Create a cron job to update these hints monthly:

echo '0 0 1 * * wget -O /var/lib/unbound/root.hints https://www.internic.net/domain/named.cache' | crontab -

Starting Unbound

Restart Unbound to apply the configuration:

service unbound restart

Test that Unbound is working correctly:

dig @127.0.0.1 -p 5335 www.example.com

Connecting Pi-hole to Unbound

Now we need to configure Pi-hole to use our local Unbound instance as its upstream DNS server.

1. Access the Pi-hole web interface
2. Navigate to Settings > DNS
3. Uncheck all upstream DNS servers
4. Add 127.0.0.1#5335 as a custom upstream DNS server
5. Enable DNSSEC
6. Save your settings

Configuring Your Network

The final step is to configure your router to use Pi-hole as the DNS server for your entire network:

1. Log in to your router’s admin interface
2. Find the DHCP/DNS settings
3. Set the primary DNS server to your Pi-hole VM’s IP address
4. Save your settings

Alternatively, you can configure individual devices to use Pi-hole as their DNS server.

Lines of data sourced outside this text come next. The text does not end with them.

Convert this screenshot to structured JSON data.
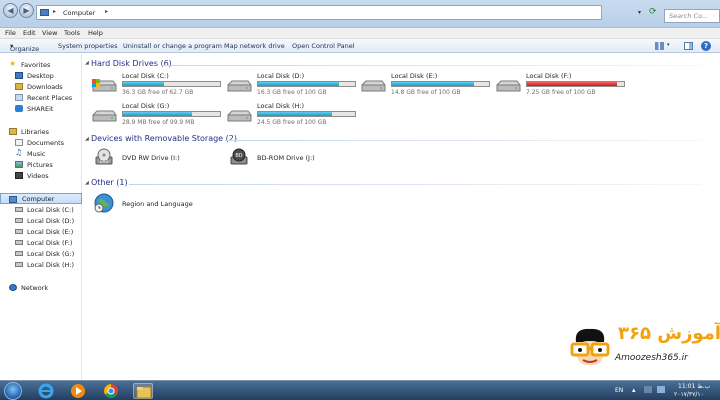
{
  "address": {
    "crumb": "Computer",
    "search_placeholder": "Search Co..."
  },
  "menu": [
    "File",
    "Edit",
    "View",
    "Tools",
    "Help"
  ],
  "toolbar": {
    "organize": "Organize",
    "system_properties": "System properties",
    "uninstall": "Uninstall or change a program",
    "map_drive": "Map network drive",
    "control_panel": "Open Control Panel"
  },
  "nav": {
    "favorites": "Favorites",
    "desktop": "Desktop",
    "downloads": "Downloads",
    "recent": "Recent Places",
    "shareit": "SHAREit",
    "libraries": "Libraries",
    "documents": "Documents",
    "music": "Music",
    "pictures": "Pictures",
    "videos": "Videos",
    "computer": "Computer",
    "disks": [
      "Local Disk (C:)",
      "Local Disk (D:)",
      "Local Disk (E:)",
      "Local Disk (F:)",
      "Local Disk (G:)",
      "Local Disk (H:)"
    ],
    "network": "Network"
  },
  "groups": {
    "hdd": "Hard Disk Drives (6)",
    "removable": "Devices with Removable Storage (2)",
    "other": "Other (1)"
  },
  "drives": [
    {
      "name": "Local Disk (C:)",
      "free": "36.3 GB free of 62.7 GB",
      "used": 0.42
    },
    {
      "name": "Local Disk (D:)",
      "free": "16.3 GB free of 100 GB",
      "used": 0.84
    },
    {
      "name": "Local Disk (E:)",
      "free": "14.8 GB free of 100 GB",
      "used": 0.85
    },
    {
      "name": "Local Disk (F:)",
      "free": "7.25 GB free of 100 GB",
      "used": 0.93
    },
    {
      "name": "Local Disk (G:)",
      "free": "28.9 MB free of 99.9 MB",
      "used": 0.71
    },
    {
      "name": "Local Disk (H:)",
      "free": "24.5 GB free of 100 GB",
      "used": 0.76
    }
  ],
  "removable": [
    {
      "name": "DVD RW Drive (I:)",
      "badge": "DVD"
    },
    {
      "name": "BD-ROM Drive (J:)",
      "badge": "BD"
    }
  ],
  "other": [
    {
      "name": "Region and Language"
    }
  ],
  "logo": {
    "persian": "آموزش ۳۶۵",
    "latin": "Amoozesh365.ir"
  },
  "tray": {
    "lang": "EN",
    "time": "11:01 ب.ظ",
    "date": "۲۰۱۷/۳۷/۱۰"
  },
  "colors": {
    "fill_normal": "#1d98c6",
    "fill_full": "#d11b1b",
    "group_header": "#1e3287"
  }
}
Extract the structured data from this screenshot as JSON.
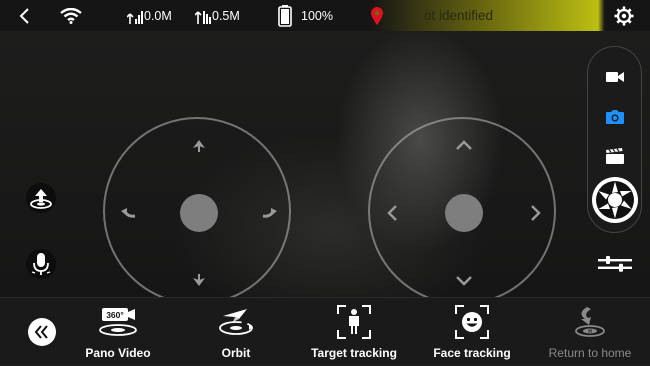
{
  "status_bar": {
    "upload_speed": "0.0M",
    "download_speed": "0.5M",
    "battery": "100%",
    "location": "ot identified"
  },
  "bottom_bar": {
    "modes": [
      {
        "label": "Pano Video",
        "icon": "pano-video-icon",
        "badge": "360°"
      },
      {
        "label": "Orbit",
        "icon": "orbit-icon"
      },
      {
        "label": "Target tracking",
        "icon": "target-tracking-icon"
      },
      {
        "label": "Face tracking",
        "icon": "face-tracking-icon"
      },
      {
        "label": "Return to home",
        "icon": "return-home-icon",
        "disabled": true
      }
    ]
  },
  "colors": {
    "accent": "#1e90ff",
    "location_pin": "#e01020",
    "status_highlight": "#bcbf12"
  }
}
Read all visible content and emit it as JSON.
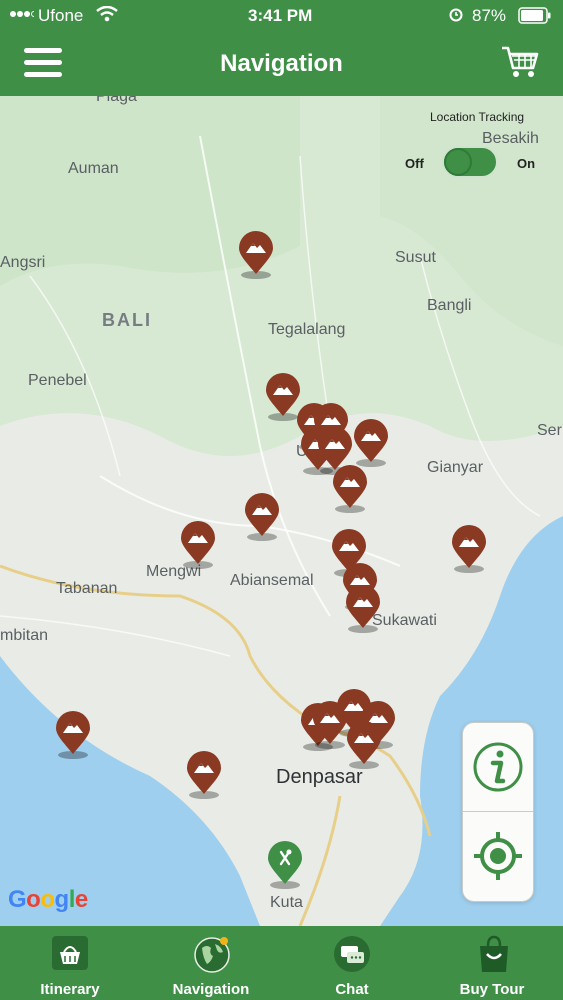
{
  "status_bar": {
    "carrier": "Ufone",
    "time": "3:41 PM",
    "battery": "87%"
  },
  "header": {
    "title": "Navigation",
    "menu_icon": "hamburger-icon",
    "cart_icon": "cart-icon"
  },
  "map": {
    "labels": {
      "plaga": "Plaga",
      "auman": "Auman",
      "besakih": "Besakih",
      "angsri": "Angsri",
      "susut": "Susut",
      "bali": "BALI",
      "bangli": "Bangli",
      "tegalalang": "Tegalalang",
      "penebel": "Penebel",
      "ser": "Ser",
      "gianyar": "Gianyar",
      "ubud": "U",
      "tabanan": "Tabanan",
      "mengwi": "Mengwi",
      "abiansemal": "Abiansemal",
      "sukawati": "Sukawati",
      "kediri": "mbitan",
      "denpasar": "Denpasar",
      "kuta": "Kuta"
    },
    "pin_icon": "mountain-pin-icon",
    "restaurant_pin_icon": "restaurant-pin-icon",
    "attribution": "Google"
  },
  "location_tracking": {
    "label": "Location Tracking",
    "off": "Off",
    "on": "On",
    "state": "on"
  },
  "controls": {
    "info_icon": "info-icon",
    "locate_icon": "crosshair-icon"
  },
  "tabs": [
    {
      "label": "Itinerary",
      "icon": "basket-icon"
    },
    {
      "label": "Navigation",
      "icon": "globe-icon",
      "active": true
    },
    {
      "label": "Chat",
      "icon": "chat-icon"
    },
    {
      "label": "Buy Tour",
      "icon": "shopping-bag-icon"
    }
  ],
  "colors": {
    "brand_green": "#3f8f47",
    "pin_brown": "#8a3a22",
    "water": "#9fcfee",
    "land": "#e9ece6"
  }
}
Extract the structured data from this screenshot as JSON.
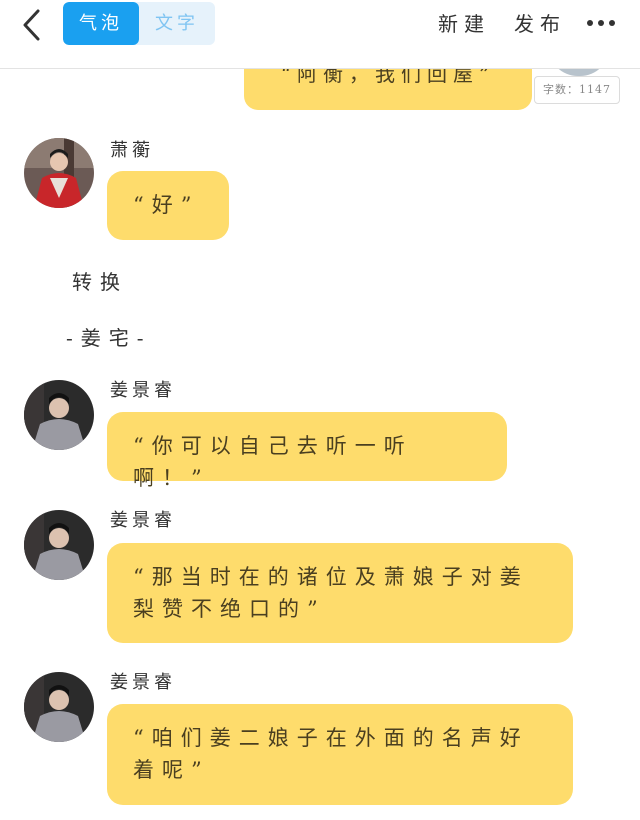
{
  "header": {
    "tabs": [
      {
        "label": "气泡",
        "active": true
      },
      {
        "label": "文字",
        "active": false
      }
    ],
    "new_label": "新建",
    "publish_label": "发布",
    "colors": {
      "accent": "#1aa0f0",
      "bubble": "#fedc6c"
    }
  },
  "top_message": {
    "text": "“阿衡，我们回屋”",
    "word_count": "字数：1147"
  },
  "messages": [
    {
      "name": "萧蘅",
      "text": "“好”"
    },
    {
      "name": "姜景睿",
      "text": "“你可以自己去听一听啊！”"
    },
    {
      "name": "姜景睿",
      "text": "“那当时在的诸位及萧娘子对姜梨赞不绝口的”"
    },
    {
      "name": "姜景睿",
      "text": "“咱们姜二娘子在外面的名声好着呢”"
    }
  ],
  "narration": [
    {
      "text": "转换"
    },
    {
      "text": "-姜宅-"
    }
  ]
}
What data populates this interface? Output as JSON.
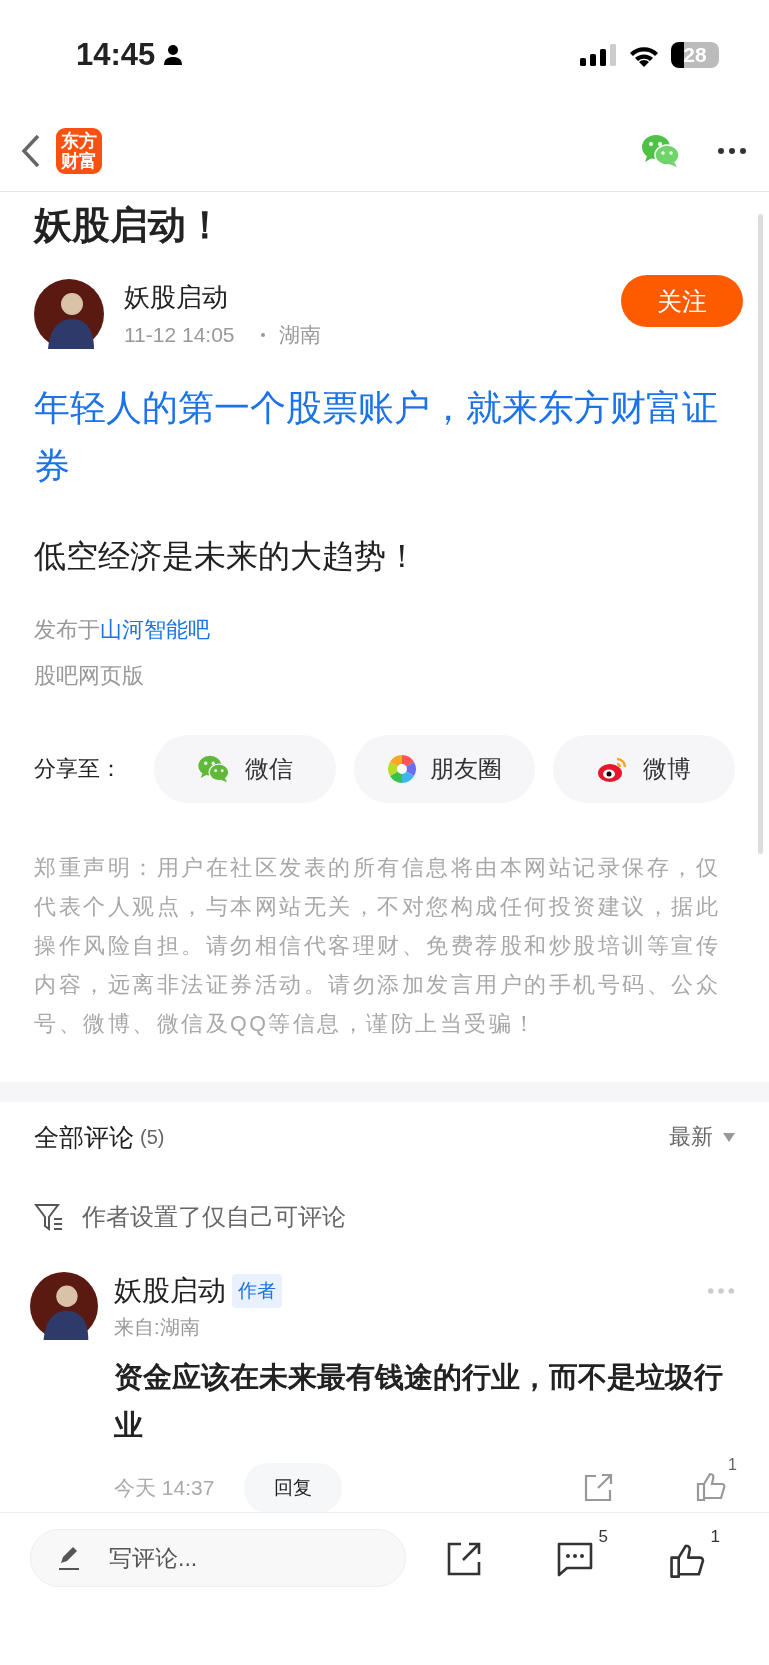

Maintenance and Monitoring

Regular Updates

Keep both Pi-hole and Unbound updated:

# Update Pi-hole
pihole -up

# Update system and Unbound
apt update && apt upgrade -y

Monitoring Performance

Pi-hole’s dashboard provides valuable insights into your network’s DNS queries. Regularly check:

• Top domains being queried
• Top clients making requests
• Blocked domains
• Query types

Troubleshooting

If you encounter issues:

• Check Pi-hole logs: pihole -t
• Check Unbound logs: journalctl -u unbound
• Verify DNS resolution: dig @PI_HOLE_IP example.com
• Test DNSSEC validation: dig @PI_HOLE_IP dnssec-failed.org

Taking It Further

Once your basic setup is working, consider these enhancements:

• Add more comprehensive blocklists to Pi-hole
• Set up regular backups of your VM
• Configure failover DNS for when your system is unavailable
• Implement DoH (DNS over HTTPS) or DoT (DNS over TLS) for added security

Conclusion

The combination of Pi-hole and Unbound running in a Proxmox VM creates a powerful privacy solution for your home network. This setup blocks unwanted content, prevents tracking, and keeps your DNS queries private from your ISP and third parties.

While the initial configuration requires some technical knowledge, the long-term benefits to your privacy and browsing experience make it well worth the effort. Plus, hosting these services in a Proxmox VM provides the flexibility to adjust resources as needed and run other services alongside your privacy stack.

By taking control of your DNS resolution, you’ve taken a significant step toward a more private and secure digital life. As online tracking becomes increasingly sophisticated, solutions like this become not just nice-to-have but essential components of a privacy-conscious network.